Firstly, shutting oneself in is a form of maladaptive coping behaviour . A person who has experienced forms of manipulation, mild to severe forms of neglect, or trauma may conclude that their problems are either ‘common’, and that they are not worthy of anyone’s time; or that their problems are ‘too severe for anyone to bother with’.
Of course, the manifestation of mental illnesses that lead to such conclusions may differ, but they are largely based on the cultural backdrop of our society. What can be objectively agreed here, is that these notions are merely perceived benefits; as if isolating ourselves from others is the quick-happy scheme that could get us right back in the game like brand new. Little do we know that such behaviour would harm us more than the harm that we think we’re saving others from.
What those involved in mental health treatment attempt to emulate in this most pronounced statement, [‘you are not alone’], is that the detriment severely outweighs the perceived benefit of bottling such emotions and being left out of the social grid.
The feeling of loneliness is likened to being ‘alone in a room full of people’, it relates to the quality and not quantity of valuable relationships . Unbeknownst to the large majority of us, the feeling of loneliness is a psychosomatic response that prompts us to mend relationships . Again, we see that by saying ‘you are not alone’ reflects this thought process. You are not alone, you just feel like you are because your body is trying to make you be around people.
How do we translate this to those of us who need to hear it, then?
As we stand currently, both the neuronormative and the neurodivergent are largely uneducated on the subject of mental health in our country. Of course, there has been a rise in mental health awareness campaigns in recent years, but taboo is still presently detrimental enough to hinder progress.

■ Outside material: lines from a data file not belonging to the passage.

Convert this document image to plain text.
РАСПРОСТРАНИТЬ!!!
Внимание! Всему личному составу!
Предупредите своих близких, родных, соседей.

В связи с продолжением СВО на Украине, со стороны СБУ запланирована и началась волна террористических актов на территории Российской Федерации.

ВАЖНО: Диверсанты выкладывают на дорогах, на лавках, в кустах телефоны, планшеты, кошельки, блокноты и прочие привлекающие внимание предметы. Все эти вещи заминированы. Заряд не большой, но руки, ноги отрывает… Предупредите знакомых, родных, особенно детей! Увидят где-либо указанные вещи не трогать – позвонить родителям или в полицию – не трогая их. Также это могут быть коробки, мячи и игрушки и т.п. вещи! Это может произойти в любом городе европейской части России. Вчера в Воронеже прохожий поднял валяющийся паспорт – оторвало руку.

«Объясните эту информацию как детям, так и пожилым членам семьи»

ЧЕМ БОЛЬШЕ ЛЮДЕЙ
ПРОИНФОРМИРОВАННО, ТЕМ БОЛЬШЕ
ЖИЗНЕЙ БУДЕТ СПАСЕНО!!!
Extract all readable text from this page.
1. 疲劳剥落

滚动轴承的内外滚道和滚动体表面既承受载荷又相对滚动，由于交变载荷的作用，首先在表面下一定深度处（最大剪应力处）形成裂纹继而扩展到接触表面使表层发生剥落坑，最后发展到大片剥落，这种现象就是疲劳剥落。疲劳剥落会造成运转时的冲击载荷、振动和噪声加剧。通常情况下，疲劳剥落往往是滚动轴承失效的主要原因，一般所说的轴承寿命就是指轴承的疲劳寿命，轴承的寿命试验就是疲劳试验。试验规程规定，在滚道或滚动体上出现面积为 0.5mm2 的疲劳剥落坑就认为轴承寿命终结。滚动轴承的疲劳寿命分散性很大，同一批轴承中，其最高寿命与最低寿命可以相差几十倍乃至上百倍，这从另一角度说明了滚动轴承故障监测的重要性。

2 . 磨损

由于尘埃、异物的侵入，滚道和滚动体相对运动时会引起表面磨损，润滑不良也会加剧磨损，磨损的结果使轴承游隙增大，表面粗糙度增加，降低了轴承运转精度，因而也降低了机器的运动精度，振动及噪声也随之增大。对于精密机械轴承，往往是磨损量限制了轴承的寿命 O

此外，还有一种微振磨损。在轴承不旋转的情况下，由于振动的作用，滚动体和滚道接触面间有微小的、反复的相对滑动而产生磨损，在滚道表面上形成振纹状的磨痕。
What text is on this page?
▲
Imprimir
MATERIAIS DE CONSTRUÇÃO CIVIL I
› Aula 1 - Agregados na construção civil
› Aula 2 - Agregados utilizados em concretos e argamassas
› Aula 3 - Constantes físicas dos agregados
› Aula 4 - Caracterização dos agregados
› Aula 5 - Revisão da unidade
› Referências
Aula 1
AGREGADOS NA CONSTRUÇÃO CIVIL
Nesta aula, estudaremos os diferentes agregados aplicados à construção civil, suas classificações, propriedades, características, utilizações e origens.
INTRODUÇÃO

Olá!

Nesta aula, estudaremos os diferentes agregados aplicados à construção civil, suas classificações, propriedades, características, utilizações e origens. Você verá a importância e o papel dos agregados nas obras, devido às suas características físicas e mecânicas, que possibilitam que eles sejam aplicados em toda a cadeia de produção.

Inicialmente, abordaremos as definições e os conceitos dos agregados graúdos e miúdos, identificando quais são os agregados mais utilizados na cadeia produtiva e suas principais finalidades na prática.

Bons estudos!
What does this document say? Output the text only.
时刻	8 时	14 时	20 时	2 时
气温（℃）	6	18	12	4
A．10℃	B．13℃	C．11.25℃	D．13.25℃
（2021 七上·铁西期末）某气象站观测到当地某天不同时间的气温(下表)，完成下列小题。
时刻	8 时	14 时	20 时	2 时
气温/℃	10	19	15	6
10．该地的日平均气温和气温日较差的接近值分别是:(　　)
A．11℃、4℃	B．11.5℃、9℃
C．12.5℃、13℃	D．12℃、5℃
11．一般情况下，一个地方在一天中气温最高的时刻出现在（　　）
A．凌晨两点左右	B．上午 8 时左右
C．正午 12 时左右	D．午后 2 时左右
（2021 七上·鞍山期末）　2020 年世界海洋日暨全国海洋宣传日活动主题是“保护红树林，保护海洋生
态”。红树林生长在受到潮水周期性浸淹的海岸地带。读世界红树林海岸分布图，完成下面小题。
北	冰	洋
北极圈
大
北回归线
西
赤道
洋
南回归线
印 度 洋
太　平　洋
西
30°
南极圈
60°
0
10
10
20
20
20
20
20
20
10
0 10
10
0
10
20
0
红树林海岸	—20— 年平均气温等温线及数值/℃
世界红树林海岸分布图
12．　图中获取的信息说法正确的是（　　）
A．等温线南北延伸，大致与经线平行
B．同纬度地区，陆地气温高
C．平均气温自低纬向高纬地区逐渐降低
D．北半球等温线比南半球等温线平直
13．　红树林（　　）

‘You are not alone.’ The beauty of this statement is in its simplicity. It does not take a mental health professional to identify and support those who are burdened by depression or anxiety. Educational institutions may provide alternative learning conditions for those who are diagnosed with any forms of anxiety; companies may provide allocations for those who suffer from depression, even if they are high-functioning individuals. Et cetera, et cetera.
The pill that is hard for us as a community to swallow is that someone who is suffering from clinical depression or PTSD are not those who mourn on the edges of society - they are our brothers, our neighbours, our colleagues and our friends, or maybe even ourselves. The bitter implication of the slogan, ‘you are not alone’, is that it may be you or me. It must be reiterated that the perceived shame that comes with it, though, is not ours to bear.
In the case that the slogan may be referring to ourselves, this behemoth of a notion must be reframed. The term “mental health” does not reference one’s self-worth, nor one’s place within society. It is analogous to your physical health - if you have a cut, you must treat it. If you have a sprain, you must rest. It goes without saying that we must identify the pain before attempting to treat it.
The same goes for when your friend has a cold, you would offer some home cooked chicken soup. It is so important that we as a society live up to our promises to not leave our friends to isolate and ‘treat themselves’ when their mental health is at risk. Another famous slogan that has been lauded by those in the Ministry of Health in recent years - mental health is no different than physical health . Being hurt is a cause for concern, physically and mentally.
In all, we should be at ease to know that there is no shame in taking a step back to reevaluate our circumstances and our responses to stress. Similarly, there is no particular need to be at the top of our game at all times. If you ever find yourself needing a breather: Please let yourself heal, there is no shame in being human.